Head
haute école d'Art et de design Genève Geneva university of art and design
lundi 31 octobre 2011
En association avec la prestigieuse institution londonienne et LUX, plateforme de diffusion de films et de vidéos d’artistes, la HEAD – Genève présente The Mirage of History
Armando Andrade Tudela, Aurélien Froment, Dominique Gonzalez-Foerster, Nancy Holt & Robert Smithson, Joachim Koester, Adrien Missika, Uriel Orlow, Michael Stevenson
Une proposition de Yann Chateigné, en coopération avec Vianney Fivel, Nelly Haliti, Jean-Christophe Huguenin, Livia Johann, Beau Rhee, Habiba Saly, étudiant-e-s WORK.MASTER à la HEAD – Genève
Jeudi 10 novembre, 19h
Suivi d’une discussion avec Uriel Orlow, artiste, Gil Leung, LUX et Yann Chateigné, HEAD – Genève
Whitechapel Gallery
77-82 Whitechapel High Street
Londres E1 7QX
The Mirage of History est une « exposition audiovisuelle » imaginée par Yann Chateigné, en collaboration avec un groupe d’étudiant-e-s du WORK.MASTER de la HEAD – Genève. Après Milan (Kaleidoscope Project Space) et Genève (LiveInYourHead, Institut curatorial de la HEAD – Genève), le projet est aujourd’hui présenté à la Whitechapel Gallery de Londres dans une version à actualiser, dans le cadre d’une collaboration avec LUX, plateforme de diffusion londonienne de films et de vidéos d’artistes.
Associant un ensemble d’œuvres, images en mouvement aux statuts multiples, The Mirage of History se fonde sur l’écriture de l’histoire par un ensemble d’artistes qui investissent aujourd’hui la forme ouverte de l’essai filmique. Le programme offre autant d’explorations au cœur d’espaces-temps inconnus, d’investigations se concentrant sur une série de territoires non cartographiés et de zones blanches, d’observation depuis les points aveugles de l’histoire et ses récits fragmentés. Documentant des indices dispersés, opérant à partir de traces oubliées, elles sont autant de spéculations sur ce que l’on a pu appeler des « histoires invisibles ». Ainsi, les artistes rassemblés questionnent l’écriture de l’histoire elle-même, qui réside, selon Michel de Certeau, « entre science et fiction ».

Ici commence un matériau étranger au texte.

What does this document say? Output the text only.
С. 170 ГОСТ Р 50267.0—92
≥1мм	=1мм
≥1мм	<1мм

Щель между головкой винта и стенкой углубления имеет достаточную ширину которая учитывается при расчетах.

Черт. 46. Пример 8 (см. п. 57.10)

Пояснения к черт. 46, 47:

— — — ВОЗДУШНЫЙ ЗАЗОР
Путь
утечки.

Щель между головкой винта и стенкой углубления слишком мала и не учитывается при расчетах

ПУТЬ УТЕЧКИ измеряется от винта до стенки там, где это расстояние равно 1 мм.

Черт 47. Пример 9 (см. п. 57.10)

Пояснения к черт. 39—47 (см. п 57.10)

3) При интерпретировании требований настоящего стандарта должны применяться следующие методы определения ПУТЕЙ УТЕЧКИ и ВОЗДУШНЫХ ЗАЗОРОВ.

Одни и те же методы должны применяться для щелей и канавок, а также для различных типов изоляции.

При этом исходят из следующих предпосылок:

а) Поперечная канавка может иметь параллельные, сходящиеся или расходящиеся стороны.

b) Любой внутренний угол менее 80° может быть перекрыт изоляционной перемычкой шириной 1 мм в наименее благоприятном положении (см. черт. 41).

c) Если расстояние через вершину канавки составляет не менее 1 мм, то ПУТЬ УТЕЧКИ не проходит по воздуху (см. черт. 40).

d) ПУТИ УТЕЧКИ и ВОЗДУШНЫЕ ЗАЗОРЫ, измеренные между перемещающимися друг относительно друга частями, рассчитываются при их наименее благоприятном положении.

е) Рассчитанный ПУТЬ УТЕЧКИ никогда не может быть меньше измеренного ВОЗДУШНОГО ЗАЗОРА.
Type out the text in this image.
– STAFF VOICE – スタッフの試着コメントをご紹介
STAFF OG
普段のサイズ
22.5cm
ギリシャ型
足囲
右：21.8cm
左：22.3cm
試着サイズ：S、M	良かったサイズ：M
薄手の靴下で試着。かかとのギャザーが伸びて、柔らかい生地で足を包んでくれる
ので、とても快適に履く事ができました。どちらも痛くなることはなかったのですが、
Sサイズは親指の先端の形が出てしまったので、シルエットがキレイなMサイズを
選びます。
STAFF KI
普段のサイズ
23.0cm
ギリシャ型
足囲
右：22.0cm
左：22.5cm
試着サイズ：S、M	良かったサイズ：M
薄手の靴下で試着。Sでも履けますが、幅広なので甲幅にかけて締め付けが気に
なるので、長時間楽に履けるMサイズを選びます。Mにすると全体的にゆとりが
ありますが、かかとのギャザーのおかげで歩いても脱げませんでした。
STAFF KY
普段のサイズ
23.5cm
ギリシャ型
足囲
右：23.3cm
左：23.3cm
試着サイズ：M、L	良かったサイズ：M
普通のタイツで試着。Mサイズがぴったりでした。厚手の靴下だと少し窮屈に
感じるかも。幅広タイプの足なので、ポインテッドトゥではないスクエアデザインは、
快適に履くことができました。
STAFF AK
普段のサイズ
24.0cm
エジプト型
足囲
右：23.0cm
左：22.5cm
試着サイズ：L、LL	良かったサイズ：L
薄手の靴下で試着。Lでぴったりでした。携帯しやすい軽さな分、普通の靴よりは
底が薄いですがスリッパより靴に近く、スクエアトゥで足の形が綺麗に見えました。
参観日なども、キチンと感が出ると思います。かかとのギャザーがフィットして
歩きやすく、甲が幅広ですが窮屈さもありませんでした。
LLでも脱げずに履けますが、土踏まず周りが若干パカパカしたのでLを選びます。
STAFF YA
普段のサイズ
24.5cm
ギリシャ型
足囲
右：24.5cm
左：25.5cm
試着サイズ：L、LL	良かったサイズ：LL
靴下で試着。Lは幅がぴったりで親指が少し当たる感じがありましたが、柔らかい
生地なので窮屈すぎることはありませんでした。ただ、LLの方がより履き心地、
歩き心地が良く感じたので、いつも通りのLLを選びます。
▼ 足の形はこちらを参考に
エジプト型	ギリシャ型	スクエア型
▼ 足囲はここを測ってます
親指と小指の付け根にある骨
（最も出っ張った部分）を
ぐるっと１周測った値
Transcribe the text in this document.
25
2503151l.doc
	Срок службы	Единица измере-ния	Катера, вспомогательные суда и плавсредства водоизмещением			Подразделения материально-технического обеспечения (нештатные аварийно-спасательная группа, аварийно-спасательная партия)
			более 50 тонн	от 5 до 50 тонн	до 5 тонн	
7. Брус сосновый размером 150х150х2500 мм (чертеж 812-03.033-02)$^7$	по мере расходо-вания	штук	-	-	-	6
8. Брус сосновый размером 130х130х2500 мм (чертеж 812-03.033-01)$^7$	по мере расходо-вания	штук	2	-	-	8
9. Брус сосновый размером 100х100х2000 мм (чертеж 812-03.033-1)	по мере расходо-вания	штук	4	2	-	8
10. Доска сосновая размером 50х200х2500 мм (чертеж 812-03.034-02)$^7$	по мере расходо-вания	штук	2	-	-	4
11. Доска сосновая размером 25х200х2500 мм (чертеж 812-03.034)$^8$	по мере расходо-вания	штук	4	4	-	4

Au travers de leurs tentatives de localiser « des îles dans l’histoire » (Marshall Sahlins), les artistes rassemblés dans ce projet cherchent des espaces propices aux réinventions, aux retours et révolutions qui contredisent la possibilité d’existence de l’histoire elle-même. En creusant sous les récits officiels, ils explorent des espaces encore laissés vierges. C’est finalement plus, pour reprendre les mots de Smithson, dans « la dimension de l’absence qui est à rechercher » que dans le désir de combler les manques du récit historique que réside l’ambition de ces projets. Ils ouvrent une zone d’indétermination, menant à une expérience plus active du spectateur, dont le rôle, ainsi libéré, est dans le même temps contraint par la nécessité de prendre position.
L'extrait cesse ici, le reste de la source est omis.